Yellowstone-Area Grizzly Bears Ready for Delisting
“The recovery of the Yellowstone grizzly bears is an outstanding Endangered Species Act success story.”
More than a decade after it was first proposed, the U.S. Fish and Wildlife Service has finalized the delisting of grizzly bears in and around Yellowstone National Park.
“The recovery of the Yellowstone grizzly bears is an outstanding Endangered Species Act success story,” said Collin O’Mara, president and CEO of the National Wildlife Federation. “This shows how the North American model of conservation can bring species back from the brink when there is dedicated funding, sound scientific management, and consistent collaboration between the federal government, states and the conservation community.”
“Four decades ago, the outlook for these magnificent creatures was dire. Today, the recovery goals for grizzly bears in the greater Yellowstone ecosystem have been exceeded,” said Tom France, Regional Executive Director of the National Wildlife Federation’s Northern Rockies Regional Center. “The grizzly's remarkable comeback proves that the Endangered Species Act works.”

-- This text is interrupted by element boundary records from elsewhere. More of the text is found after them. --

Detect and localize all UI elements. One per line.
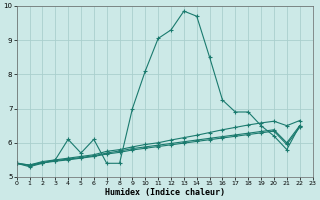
X-axis label: Humidex (Indice chaleur): Humidex (Indice chaleur) <box>105 188 225 197</box>
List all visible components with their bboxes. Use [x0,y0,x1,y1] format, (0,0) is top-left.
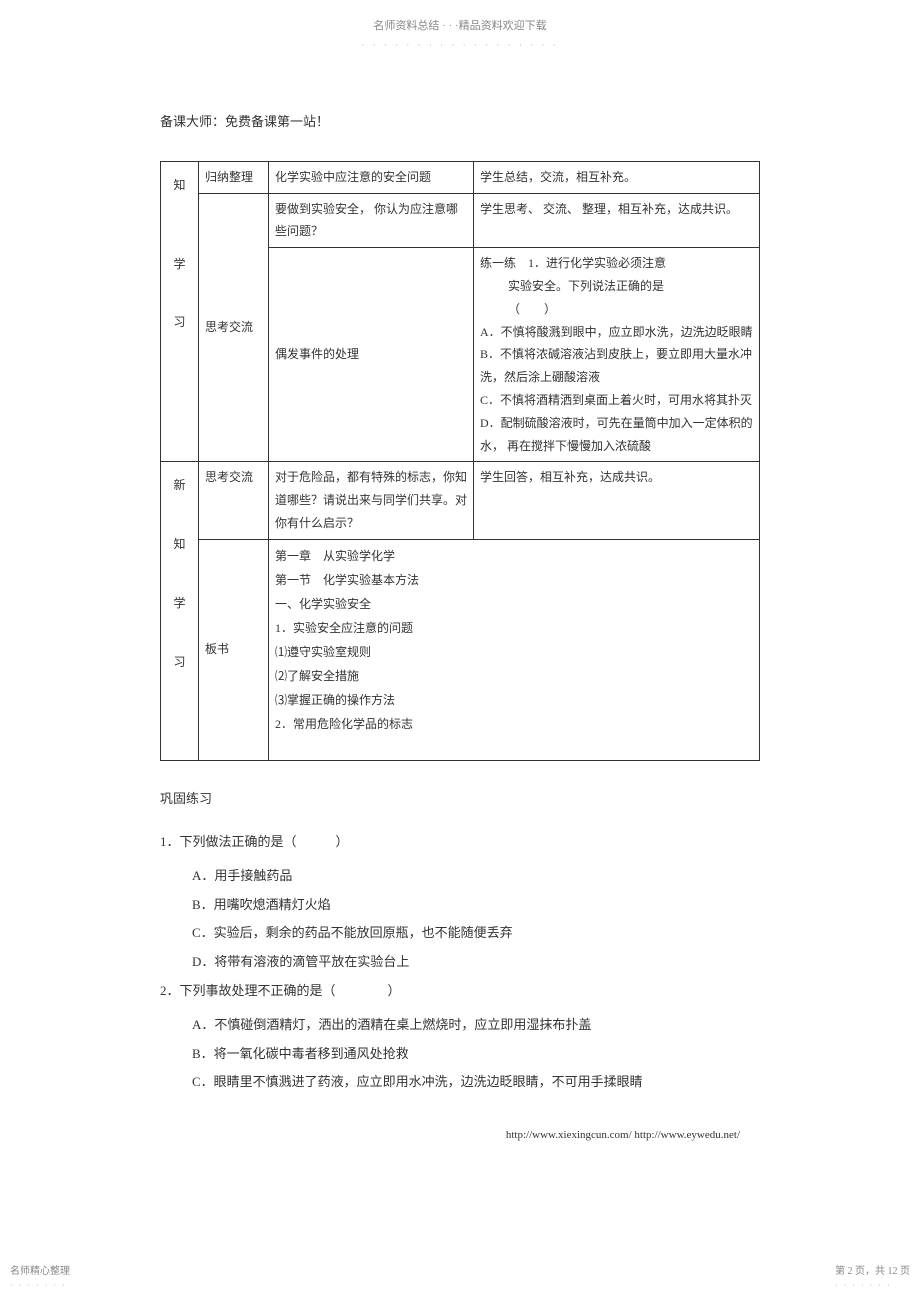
activity-cell: 思考交流 [199,462,269,539]
option-1c: C．实验后，剩余的药品不能放回原瓶，也不能随便丢弃 [192,919,760,948]
option-2c: C．眼睛里不慎溅进了药液，应立即用水冲洗，边洗边眨眼睛，不可用手揉眼睛 [192,1068,760,1097]
board-line: 第一节 化学实验基本方法 [275,568,753,592]
teacher-cell: 要做到实验安全， 你认为应注意哪些问题？ [269,193,474,248]
board-line: ⑶掌握正确的操作方法 [275,688,753,712]
lesson-table: 知 学 习 归纳整理 化学实验中应注意的安全问题 学生总结，交流，相互补充。 思… [160,161,760,761]
practice-option: B．不慎将浓碱溶液沾到皮肤上，要立即用大量水冲洗，然后涂上硼酸溶液 [480,343,753,389]
question-2: 2．下列事故处理不正确的是（ ） [160,977,760,1006]
practice-line: （ ） [480,298,753,321]
left-char: 学 [167,584,192,623]
practice-header: 巩固练习 [160,789,760,810]
bottom-left-text: 名师精心整理 [10,1264,70,1280]
student-cell: 练一练 1．进行化学实验必须注意 实验安全。下列说法正确的是 （ ） A．不慎将… [474,248,760,462]
student-cell: 学生总结，交流，相互补充。 [474,161,760,193]
board-line: 2．常用危险化学品的标志 [275,712,753,736]
practice-option: D．配制硫酸溶液时，可先在量筒中加入一定体积的水， 再在搅拌下慢慢加入浓硫酸 [480,412,753,458]
board-line: 1．实验安全应注意的问题 [275,616,753,640]
left-char: 习 [167,643,192,682]
table-row: 新 知 学 习 思考交流 对于危险品，都有特殊的标志，你知道哪些？请说出来与同学… [161,462,760,539]
board-line: 第一章 从实验学化学 [275,544,753,568]
student-cell: 学生回答，相互补充，达成共识。 [474,462,760,539]
activity-cell: 思考交流 [199,193,269,462]
practice-line: 实验安全。下列说法正确的是 [480,275,753,298]
question-1: 1．下列做法正确的是（ ） [160,828,760,857]
practice-line: 练一练 1．进行化学实验必须注意 [480,252,753,275]
page-content: 备课大师：免费备课第一站！ 知 学 习 归纳整理 化学实验中应注意的安全问题 学… [0,52,920,1184]
bottom-right-dots: · · · · · · · [835,1280,910,1293]
table-row: 板书 第一章 从实验学化学 第一节 化学实验基本方法 一、化学实验安全 1．实验… [161,539,760,760]
teacher-cell: 偶发事件的处理 [269,248,474,462]
table-row: 知 学 习 归纳整理 化学实验中应注意的安全问题 学生总结，交流，相互补充。 [161,161,760,193]
board-cell: 第一章 从实验学化学 第一节 化学实验基本方法 一、化学实验安全 1．实验安全应… [269,539,760,760]
option-2a: A．不慎碰倒酒精灯，洒出的酒精在桌上燃烧时，应立即用湿抹布扑盖 [192,1011,760,1040]
subtitle: 备课大师：免费备课第一站！ [160,112,760,133]
teacher-cell: 化学实验中应注意的安全问题 [269,161,474,193]
option-2b: B．将一氧化碳中毒者移到通风处抢救 [192,1040,760,1069]
bottom-right-text: 第 2 页，共 12 页 [835,1264,910,1280]
practice-option: C．不慎将酒精洒到桌面上着火时，可用水将其扑灭 [480,389,753,412]
board-line: ⑵了解安全措施 [275,664,753,688]
option-1d: D．将带有溶液的滴管平放在实验台上 [192,948,760,977]
header-dots: · · · · · · · · · · · · · · · · · · [0,36,920,52]
bottom-right-note: 第 2 页，共 12 页 · · · · · · · [835,1264,910,1293]
bottom-left-note: 名师精心整理 · · · · · · · [10,1264,70,1293]
student-cell: 学生思考、 交流、 整理，相互补充，达成共识。 [474,193,760,248]
option-1b: B．用嘴吹熄酒精灯火焰 [192,891,760,920]
practice-option: A．不慎将酸溅到眼中，应立即水洗，边洗边眨眼睛 [480,321,753,344]
left-label-cell: 新 知 学 习 [161,462,199,760]
footer-url: http://www.xiexingcun.com/ http://www.ey… [160,1127,760,1145]
left-char: 知 [167,166,192,205]
left-char: 知 [167,525,192,564]
left-char: 习 [167,303,192,342]
board-line: 一、化学实验安全 [275,592,753,616]
left-label-cell: 知 学 习 [161,161,199,462]
header-top-text: 名师资料总结 · · ·精品资料欢迎下载 [0,0,920,36]
left-char: 新 [167,466,192,505]
bottom-left-dots: · · · · · · · [10,1280,70,1293]
left-char: 学 [167,245,192,284]
activity-cell: 板书 [199,539,269,760]
teacher-cell: 对于危险品，都有特殊的标志，你知道哪些？请说出来与同学们共享。对你有什么启示？ [269,462,474,539]
activity-cell: 归纳整理 [199,161,269,193]
table-row: 思考交流 要做到实验安全， 你认为应注意哪些问题？ 学生思考、 交流、 整理，相… [161,193,760,248]
board-line: ⑴遵守实验室规则 [275,640,753,664]
option-1a: A．用手接触药品 [192,862,760,891]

More than 700 grizzly bears now live in the Yellowstone ecosystem, which centers on the park and six adjacent national forests. When grizzly bears were listed under the ESA in 1975, biologists estimated the population at less than 200 animals in the greater Yellowstone area and feared extinction if a declining population trend was not reversed.
"The purpose of the Endangered Species Act is to create self-sustaining populations of species in the wild. This has happened—we are now seeing grizzlies in places where they haven’t been recorded for a century,” said France. “We should all celebrate this success.”
The National Wildlife Federation has worked with federal and state agencies, other non-governmental organizations and many individuals to restore grizzly bear populations to healthy levels. The Federation and its state affiliates helped catalyze the development of state grizzly bear management plans to complement federal ESA initiatives. The Federation has also worked directly with livestock producers and federal land management agencies to eliminate conflicts between livestock and large predators like grizzlies and wolves on more than one million acres of public land in areas around Yellowstone National Park.
“The grizzlies’ recovery in the Greater Yellowstone is a fantastic example of people and agencies working together to secure the future of wildlife and its habitat,” said France. The partnership that has been built around grizzly recovery between federal and state agencies and many, many non-governmental organizations, ranging from the Federation and its state affiliates to local livestock groups, is remarkable. Everybody has pitched in.”
With the delisting of the grizzly from the Endangered Species Act, state fish and wildlife agencies in Montana, Wyoming and Idaho will assume primary management responsibility, but federal and state agencies will continue to cooperate through a joint conservation strategy. The recovery and management plans that guide the decision to delist sets minimum population metrics and other protections to ensure that a sustainable population is maintained.
“Montana is ready to manage this species responsibly,” said David Chadwick, Executive Director of the Montana Wildlife Federation. "We look forward to working with Fish, Wildlife and Parks as they continue to implement Montana’s management plan. This plan protects grizzly populations, supports recovery in other parts of the state, and reduces conflicts with private landowners. The state’s wildlife management toolbox includes hunting and we expect that it will be part of grizzly management when the time comes and when it is supported by good science.”
Today’s delisting only affects grizzly bears in the greater Yellowstone ecosystem. Given that male grizzly bears have a home range of 335 square miles, many wildlife scientists believe the area may be close to capacity for sustaining resident grizzlies.
“This delisting is a testament to the hard work states and conservation groups have put in for decades with grizzlies,” said Dwayne Meadows, the Executive Director of the Wyoming Wildlife Federation. “Like with all game management, this should be scrutinized with best available science and population estimates each year.”
“We have confidence in the Idaho Department of Fish and Game’s ability to manage the bears in a way that conserves grizzlies throughout their range in Idaho,” said Brian Brooks, Executive Director of the Idaho Wildlife Federation.
In other areas of the West, grizzly bears will remain listed under the Endangered Species Act. For example, in the North Cascades in Washington State, the estimated current population is fewer than 10 grizzly bears with no documented reproduction and no likelihood of natural recolonization. Grizzlies are absent from the Selway-Bitterroot Ecosystem in Idaho, the largest unoccupied grizzly habitat in the lower 48 states.
“Now that the Yellowstone grizzlies have recovered, we should focus on rebuilding grizzly populations in places like the North Cascades and the Selway-Bitteroot,” said France. “With the help of the Endangered Species Act and sufficient dedicated funding for collaborative conservation efforts, we can restore populations of grizzly bears in other wild places in the West.”